Il fatto di avere una donna come CFO non è strano in Square, dove due terzi del senior management è appunto femminile, ma secondo Friar il problema “gender” nel settore hi-tech, pur in via di miglioramento, è ben lontano dall’essere risolto. «Non ho mai lavorato in un ambiente così bilanciato, viceversa quando ho cominciato – come software analyst – ricordo di aver fatto parte di team in cui ero l’unica ragazza».

Molto più vario rispetto a Friar è il curriculum del CFO di Stripe, società specializzata in piattaforme di sviluppo per sistemi di digital payment, Mobile App e siti di eCommerce attualmente valutata 5 miliardi di dollari. Will Gaybrick infatti prima dell’attuale ruolo è stato sviluppatore software, analista finanziario, avvocato e imprenditore. «Adesso non riuscirei a trovare un lavoro da programmatore, è passato troppo tempo, ma almeno capisco come ragionano i programmatori, che qui a Stripe sono i professionisti più importanti: una capacità piuttosto insolita per chi si occupa di Finance».

Gaybrick è entrato in contatto con Stripe come analista di un venture capital che nel 2014 ha curato una raccolta di finanziamenti per l’azienda. «Il background nel venture capital mi è molto utile perché conosco tutti gli investitori di Stripe, che però non mi prendono troppo tempo perché sono molto grandi ma anche molto pochi». La più grande sfida per il proprio lavoro, secondo il CFO di Stripe, è la gestione del tempo: «Per entrare in un’organizzazione cresciuta così in fretta occorre imparare velocemente tantissime cose: il mio team in pratica è uno “strato di traduzione” tra le complicazioni dell’infrastruttura finanziaria e l’interfaccia semplicissima che Stripe presenta ai clienti».

Il terzo CFO sentito dal FT è Brian Roberts, 47 anni, entrato 20 mesi fa in Lyft, il principale concorrente di Uber, dopo anni di lavoro in colossi come Microsoft, Walmart e le banche Evercore e Lazard Freres. «Per me è stata la prima startup, e per Lyft sono il primo CFO. Quello che amo del mio lavoro è che va ben oltre i numeri», spiega Roberts, che è stato determinante per il salto di qualità dell’azienda. Quando è arrivato, Lyft era un concorrente di secondo piano per Uber, e aveva raccolto 350 milioni di dollari; oggi ha raccolto altri due miliardi e ha tra gli investitori il colosso dell’eCommerce cinese Ali Baba.

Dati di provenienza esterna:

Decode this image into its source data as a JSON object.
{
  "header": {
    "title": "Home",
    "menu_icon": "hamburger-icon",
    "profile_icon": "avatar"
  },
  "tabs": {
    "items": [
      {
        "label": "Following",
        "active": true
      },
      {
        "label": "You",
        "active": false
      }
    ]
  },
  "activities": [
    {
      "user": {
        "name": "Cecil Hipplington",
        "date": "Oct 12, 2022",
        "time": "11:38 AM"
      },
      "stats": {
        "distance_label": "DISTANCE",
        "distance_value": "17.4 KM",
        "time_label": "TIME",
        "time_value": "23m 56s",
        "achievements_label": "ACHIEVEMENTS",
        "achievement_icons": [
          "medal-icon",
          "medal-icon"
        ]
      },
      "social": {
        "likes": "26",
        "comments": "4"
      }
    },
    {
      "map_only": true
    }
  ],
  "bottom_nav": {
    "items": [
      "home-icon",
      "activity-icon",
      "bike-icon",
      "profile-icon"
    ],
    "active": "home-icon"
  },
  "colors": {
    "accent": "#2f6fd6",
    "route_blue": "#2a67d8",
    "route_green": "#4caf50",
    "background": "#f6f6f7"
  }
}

Una criticità del lavorare in una startup, sottolinea Roberts, è che tutto coinvolge di più sul piano personale: «I successi sono più sentiti e così anche i fallimenti: quando qualcosa non va, me la prendo di più rispetto ai lavori precedenti». Roberts sottolinea anche il salto generazionale: «L’età media qui è più simile a quella di mia figlia che alla mia, ma fino a una certa età si riesce a tenere testa con la creatività e il brainstorming».